Ich verziehe den Mund. „Das kommt darauf an, von wem Sie das gehört haben."
Sie seufzt. „Thomas Malone. Reicht Ihnen das?"
Ich nicke. Thomas Malone ist ein alter Kollege aus Polizeizeiten. Er schickt mir von Zeit zu Zeit Kunden, die Aufträge gewissenhaft und diskret ausgeführt haben wollen, ohne die Bullen selbst zu involvieren.
„Und womit denkt Mister Malone, dass ich Ihnen helfen kann, Miss?"
„Ich suche nach einer bestimmten Katze. Nein, nicht, was Sie denken, Mister Elliott. Ich will … nur wissen, wo sie sich aufhält. Ich will mit ihr sprechen. Das ist alles."
Ich nicke und verkneife mir die Fragen. „Und Sie wollen, dass die Affäre diskret behandelt wird."
„Natürlich."
„Selbstverständlich, Miss …"
Der Bruchteil eines Zögerns vor der Antwort, eine Pause der Breite eines Katzenhaars. „Sagen wir, Georgia."
Nun gut. Es wäre nicht das erste Mal, dass ich Fälle behandle, deren Auftraggeber mir ihren tatsächlichen Namen verschweigen. Solange, und das ist ein großes „Solange", sie trotzdem bezahlen …

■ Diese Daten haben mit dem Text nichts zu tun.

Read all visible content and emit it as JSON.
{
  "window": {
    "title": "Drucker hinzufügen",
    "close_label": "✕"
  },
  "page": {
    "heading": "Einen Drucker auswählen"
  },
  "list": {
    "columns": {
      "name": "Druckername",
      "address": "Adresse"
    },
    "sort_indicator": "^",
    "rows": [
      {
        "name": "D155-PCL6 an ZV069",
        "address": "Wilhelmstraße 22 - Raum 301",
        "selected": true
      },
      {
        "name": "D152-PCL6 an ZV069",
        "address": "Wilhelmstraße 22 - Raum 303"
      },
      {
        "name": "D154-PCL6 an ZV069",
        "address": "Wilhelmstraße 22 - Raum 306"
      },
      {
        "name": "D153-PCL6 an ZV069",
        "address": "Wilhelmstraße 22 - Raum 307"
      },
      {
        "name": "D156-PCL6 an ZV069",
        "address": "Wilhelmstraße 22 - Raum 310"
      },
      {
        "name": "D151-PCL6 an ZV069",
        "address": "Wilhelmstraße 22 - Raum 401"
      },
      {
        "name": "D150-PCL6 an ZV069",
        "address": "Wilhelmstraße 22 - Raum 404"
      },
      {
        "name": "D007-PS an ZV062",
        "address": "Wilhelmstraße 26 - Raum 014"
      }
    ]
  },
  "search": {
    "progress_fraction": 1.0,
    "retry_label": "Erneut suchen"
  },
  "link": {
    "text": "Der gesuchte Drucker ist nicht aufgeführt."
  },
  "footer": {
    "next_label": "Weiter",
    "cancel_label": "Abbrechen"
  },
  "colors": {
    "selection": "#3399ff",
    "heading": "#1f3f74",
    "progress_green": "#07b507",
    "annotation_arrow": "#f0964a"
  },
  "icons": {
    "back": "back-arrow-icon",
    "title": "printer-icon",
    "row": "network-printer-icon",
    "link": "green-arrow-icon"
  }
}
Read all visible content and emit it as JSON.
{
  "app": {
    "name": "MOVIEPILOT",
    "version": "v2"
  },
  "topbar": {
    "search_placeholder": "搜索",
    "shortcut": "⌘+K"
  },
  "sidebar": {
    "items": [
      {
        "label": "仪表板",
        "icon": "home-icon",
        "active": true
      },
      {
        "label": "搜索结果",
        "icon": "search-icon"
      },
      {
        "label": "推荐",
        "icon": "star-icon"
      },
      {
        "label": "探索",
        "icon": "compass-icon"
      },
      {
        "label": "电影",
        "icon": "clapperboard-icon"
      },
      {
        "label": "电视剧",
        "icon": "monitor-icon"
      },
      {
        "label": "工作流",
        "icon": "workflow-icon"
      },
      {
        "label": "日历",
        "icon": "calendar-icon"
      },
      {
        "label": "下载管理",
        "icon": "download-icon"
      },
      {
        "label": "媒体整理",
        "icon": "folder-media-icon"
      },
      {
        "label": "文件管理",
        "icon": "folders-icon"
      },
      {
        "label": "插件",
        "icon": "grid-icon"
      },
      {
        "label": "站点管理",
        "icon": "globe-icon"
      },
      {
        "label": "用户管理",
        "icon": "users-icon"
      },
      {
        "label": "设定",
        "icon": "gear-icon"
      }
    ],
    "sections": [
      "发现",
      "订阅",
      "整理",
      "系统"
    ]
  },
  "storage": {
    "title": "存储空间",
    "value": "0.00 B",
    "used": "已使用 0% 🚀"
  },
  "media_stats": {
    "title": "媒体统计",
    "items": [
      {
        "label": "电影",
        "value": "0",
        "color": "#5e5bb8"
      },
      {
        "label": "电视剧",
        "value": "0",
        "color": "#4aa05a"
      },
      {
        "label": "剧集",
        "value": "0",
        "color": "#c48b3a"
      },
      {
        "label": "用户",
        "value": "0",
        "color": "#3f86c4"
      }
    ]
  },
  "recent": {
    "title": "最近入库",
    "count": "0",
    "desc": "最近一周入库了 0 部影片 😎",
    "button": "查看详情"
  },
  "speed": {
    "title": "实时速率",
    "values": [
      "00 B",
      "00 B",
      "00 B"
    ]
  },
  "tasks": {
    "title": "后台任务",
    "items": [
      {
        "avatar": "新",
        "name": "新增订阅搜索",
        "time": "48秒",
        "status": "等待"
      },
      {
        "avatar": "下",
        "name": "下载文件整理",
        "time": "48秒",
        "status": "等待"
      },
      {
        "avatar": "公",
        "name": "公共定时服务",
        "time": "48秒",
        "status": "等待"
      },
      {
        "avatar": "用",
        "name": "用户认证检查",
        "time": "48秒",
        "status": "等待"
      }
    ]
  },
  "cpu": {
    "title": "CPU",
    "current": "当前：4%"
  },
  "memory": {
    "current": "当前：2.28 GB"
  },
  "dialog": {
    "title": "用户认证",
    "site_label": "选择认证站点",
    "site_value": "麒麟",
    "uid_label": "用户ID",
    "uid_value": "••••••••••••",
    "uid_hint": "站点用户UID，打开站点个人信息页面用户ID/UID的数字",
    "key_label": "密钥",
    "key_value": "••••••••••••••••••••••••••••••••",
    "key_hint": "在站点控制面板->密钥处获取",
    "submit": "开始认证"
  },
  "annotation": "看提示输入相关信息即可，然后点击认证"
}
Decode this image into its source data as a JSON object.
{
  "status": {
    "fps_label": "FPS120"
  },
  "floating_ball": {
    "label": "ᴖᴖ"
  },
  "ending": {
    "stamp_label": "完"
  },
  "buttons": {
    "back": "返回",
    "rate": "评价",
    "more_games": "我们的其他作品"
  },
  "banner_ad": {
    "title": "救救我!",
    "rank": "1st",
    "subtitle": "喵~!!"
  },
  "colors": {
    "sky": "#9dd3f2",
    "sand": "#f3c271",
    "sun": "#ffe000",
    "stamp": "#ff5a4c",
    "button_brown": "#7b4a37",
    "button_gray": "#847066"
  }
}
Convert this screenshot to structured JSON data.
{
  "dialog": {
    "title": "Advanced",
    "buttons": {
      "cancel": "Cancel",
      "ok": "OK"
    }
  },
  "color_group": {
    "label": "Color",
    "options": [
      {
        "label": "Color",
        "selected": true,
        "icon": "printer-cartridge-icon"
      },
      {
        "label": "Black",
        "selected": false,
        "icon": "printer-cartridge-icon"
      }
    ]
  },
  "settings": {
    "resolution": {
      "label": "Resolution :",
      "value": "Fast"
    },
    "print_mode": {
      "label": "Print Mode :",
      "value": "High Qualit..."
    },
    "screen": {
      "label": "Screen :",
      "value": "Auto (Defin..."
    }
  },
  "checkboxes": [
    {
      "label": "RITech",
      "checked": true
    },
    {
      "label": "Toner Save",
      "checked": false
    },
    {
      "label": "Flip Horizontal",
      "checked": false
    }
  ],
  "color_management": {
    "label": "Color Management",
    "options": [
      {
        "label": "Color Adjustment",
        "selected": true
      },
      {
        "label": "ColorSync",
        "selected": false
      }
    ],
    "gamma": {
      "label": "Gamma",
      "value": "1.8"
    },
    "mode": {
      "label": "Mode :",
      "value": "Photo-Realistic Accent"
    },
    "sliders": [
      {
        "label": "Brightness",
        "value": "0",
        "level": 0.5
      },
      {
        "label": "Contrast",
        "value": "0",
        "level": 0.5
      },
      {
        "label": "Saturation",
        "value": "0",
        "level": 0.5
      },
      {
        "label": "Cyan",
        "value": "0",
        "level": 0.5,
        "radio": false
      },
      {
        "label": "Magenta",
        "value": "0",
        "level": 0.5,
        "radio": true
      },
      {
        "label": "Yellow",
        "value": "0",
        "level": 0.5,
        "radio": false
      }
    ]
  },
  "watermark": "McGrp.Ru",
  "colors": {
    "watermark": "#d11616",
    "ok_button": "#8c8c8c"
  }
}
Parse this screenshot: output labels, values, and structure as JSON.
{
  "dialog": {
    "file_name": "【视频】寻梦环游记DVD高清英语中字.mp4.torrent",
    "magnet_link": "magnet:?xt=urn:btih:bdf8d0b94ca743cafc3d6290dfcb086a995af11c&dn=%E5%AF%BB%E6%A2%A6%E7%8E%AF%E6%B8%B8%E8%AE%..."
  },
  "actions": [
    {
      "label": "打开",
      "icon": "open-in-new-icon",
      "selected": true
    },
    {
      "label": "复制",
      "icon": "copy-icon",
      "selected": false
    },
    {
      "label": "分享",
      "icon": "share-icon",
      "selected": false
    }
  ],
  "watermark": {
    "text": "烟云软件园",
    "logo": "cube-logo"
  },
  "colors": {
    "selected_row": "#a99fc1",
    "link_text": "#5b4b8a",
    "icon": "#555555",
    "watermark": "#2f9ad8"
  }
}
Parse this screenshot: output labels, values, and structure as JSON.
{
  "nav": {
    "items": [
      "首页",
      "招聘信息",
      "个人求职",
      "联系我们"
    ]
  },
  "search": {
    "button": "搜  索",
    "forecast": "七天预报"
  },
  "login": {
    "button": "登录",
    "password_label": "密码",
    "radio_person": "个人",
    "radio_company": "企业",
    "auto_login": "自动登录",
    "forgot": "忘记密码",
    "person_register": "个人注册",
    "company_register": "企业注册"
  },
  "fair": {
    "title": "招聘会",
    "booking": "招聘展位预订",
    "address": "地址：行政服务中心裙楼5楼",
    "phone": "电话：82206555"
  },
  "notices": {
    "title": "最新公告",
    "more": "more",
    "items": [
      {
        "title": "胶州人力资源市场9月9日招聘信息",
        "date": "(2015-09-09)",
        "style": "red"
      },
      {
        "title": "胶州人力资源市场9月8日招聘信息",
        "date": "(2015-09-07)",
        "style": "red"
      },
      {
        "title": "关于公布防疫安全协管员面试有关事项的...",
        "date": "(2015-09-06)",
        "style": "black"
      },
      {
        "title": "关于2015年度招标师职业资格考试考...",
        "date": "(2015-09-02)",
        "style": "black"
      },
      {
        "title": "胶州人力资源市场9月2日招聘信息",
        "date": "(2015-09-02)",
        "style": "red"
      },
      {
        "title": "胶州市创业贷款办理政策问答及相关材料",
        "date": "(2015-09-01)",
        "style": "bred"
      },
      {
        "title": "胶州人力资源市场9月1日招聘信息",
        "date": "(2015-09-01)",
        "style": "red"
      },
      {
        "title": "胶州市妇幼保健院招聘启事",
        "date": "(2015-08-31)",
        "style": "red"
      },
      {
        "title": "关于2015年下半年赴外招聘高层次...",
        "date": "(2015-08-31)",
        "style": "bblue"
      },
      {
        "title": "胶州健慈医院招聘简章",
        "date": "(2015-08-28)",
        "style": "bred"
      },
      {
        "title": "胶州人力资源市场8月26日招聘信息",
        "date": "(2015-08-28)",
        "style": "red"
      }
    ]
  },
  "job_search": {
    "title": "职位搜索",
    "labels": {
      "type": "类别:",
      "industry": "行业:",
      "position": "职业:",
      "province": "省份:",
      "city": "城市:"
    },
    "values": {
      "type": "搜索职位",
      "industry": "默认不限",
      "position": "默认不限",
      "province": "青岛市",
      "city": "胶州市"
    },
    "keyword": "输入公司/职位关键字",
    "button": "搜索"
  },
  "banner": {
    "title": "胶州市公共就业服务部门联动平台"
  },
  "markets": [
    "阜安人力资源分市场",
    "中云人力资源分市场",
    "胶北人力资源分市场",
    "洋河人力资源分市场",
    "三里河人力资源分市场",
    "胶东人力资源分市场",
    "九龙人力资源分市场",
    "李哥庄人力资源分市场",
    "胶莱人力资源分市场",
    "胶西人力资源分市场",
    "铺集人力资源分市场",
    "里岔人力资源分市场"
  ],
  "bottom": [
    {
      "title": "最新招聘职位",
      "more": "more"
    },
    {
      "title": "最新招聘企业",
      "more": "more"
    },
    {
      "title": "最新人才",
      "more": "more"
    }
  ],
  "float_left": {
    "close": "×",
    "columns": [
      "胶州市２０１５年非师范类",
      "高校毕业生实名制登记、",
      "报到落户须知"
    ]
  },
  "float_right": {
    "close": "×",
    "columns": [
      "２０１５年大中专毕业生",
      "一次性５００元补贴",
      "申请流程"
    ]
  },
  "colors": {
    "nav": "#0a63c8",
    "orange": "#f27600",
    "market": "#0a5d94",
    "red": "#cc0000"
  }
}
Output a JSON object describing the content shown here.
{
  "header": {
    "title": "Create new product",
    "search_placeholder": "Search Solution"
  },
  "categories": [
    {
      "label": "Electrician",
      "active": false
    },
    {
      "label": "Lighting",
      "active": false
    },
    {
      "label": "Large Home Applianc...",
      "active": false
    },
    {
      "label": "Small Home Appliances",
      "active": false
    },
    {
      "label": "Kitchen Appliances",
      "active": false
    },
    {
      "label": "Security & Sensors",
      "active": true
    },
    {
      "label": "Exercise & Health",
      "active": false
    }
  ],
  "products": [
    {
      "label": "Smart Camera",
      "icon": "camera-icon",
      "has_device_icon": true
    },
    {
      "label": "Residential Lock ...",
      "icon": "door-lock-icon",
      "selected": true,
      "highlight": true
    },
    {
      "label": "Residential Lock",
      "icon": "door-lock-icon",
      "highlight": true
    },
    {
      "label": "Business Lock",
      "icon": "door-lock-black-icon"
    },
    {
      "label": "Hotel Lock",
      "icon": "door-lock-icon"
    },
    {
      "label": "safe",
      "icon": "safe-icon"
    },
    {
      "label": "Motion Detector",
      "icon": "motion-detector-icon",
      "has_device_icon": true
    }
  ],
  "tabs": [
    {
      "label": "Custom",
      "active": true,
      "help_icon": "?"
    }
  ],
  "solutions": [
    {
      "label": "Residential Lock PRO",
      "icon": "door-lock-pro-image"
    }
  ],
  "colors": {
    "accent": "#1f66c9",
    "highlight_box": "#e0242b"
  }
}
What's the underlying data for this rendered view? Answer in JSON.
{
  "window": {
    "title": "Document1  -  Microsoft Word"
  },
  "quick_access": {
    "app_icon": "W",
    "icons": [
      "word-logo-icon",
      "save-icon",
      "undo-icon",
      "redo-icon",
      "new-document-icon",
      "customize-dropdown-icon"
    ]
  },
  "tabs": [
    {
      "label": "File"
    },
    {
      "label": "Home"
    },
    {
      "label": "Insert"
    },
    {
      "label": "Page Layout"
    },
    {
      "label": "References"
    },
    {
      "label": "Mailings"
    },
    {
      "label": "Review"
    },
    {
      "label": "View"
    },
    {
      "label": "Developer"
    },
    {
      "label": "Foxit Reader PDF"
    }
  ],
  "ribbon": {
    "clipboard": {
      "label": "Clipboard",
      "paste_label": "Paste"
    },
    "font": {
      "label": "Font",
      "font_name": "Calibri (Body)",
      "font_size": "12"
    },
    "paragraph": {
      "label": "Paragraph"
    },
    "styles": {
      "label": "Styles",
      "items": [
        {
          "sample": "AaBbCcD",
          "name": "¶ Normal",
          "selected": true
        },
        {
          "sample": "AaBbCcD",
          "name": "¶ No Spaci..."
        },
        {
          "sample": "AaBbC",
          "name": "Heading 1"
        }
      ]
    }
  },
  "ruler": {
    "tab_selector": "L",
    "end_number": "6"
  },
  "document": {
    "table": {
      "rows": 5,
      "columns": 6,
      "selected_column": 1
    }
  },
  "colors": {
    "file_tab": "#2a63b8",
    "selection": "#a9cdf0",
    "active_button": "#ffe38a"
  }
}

Die Dame muss meine Gedanken gelesen haben, denn sie kommt mir zuvor und erspart mir die Peinlichkeit, sie selbst darauf ansprechen zu müssen.
„Ich habe etwas von meinem Taschengeld gespart. Sie lächelt verlegen, doch ihr nächster Satz klingt professionell und geschäftsmäßig. „Sagen wir, tausend Dollar die Woche, für Honorar und Ausgaben. Für maximal fünf Wochen. Würde das reichen?
Mein Pokerface verbleibt passiv. Aber 5000 Dollar würden zumindest meinen Stellplatz und meine dringendsten Schulden für diesen Monat bezahlen. Das wäre der beste Auftrag, den ich seit dem Sommer hatte.
„Meine Stundenrate ist …"
„Ich bin mir sicher, dass Sie sich Ihre Stundenrate aus der Summe herausnehmen können, Mr. Elliott."
„Das Wichtige zuerst, meine Dame, tadele ich sie leicht. „Ich habe doch noch gar nicht gesagt, ob ich überhaupt in der Lage bin, diesen Auftrag für Sie auszuführen. Das kommt ganz auf den Zeitaufwand an, und wie weit ich dafür reisen müsste. Erzählen Sie mir erst einmal mehr, und dann sage ich Ihnen ganz ehrlich, was ich für Sie tun kann und was es kostet, in Ordnung?
Eine nicht ganz der Wahrheit entsprechende Aussage – ich habe keine anderen Aufträge am Laufen, und für fünf Riesen würde ich im Moment ziemlich weit fahren. Sogar bis nach Georgia. Aber eine Dame wie sie tritt nicht jeden Morgen in mein Luftschiff, und solch ein Fisch will behutsam ans Land gezogen werden. Wenn fünftausend Dollar für sie Taschengeld sind, dann ist da vielleicht noch Luft nach oben.
„Ach ja." Sie lächelt etwas peinlich berührt.
Ich lächle zurück und wische die Sache vom Tisch. „Also. Erzählen Sie mir über diese Dame, nach der Sie suchen, Miss Georgia."
Sie hüstelt leicht nervös. „Es, ah, handelt sich um eine … eher delikate Angelegenheit. Eine … Jazzsängerin." Sie reicht mir ein Foto.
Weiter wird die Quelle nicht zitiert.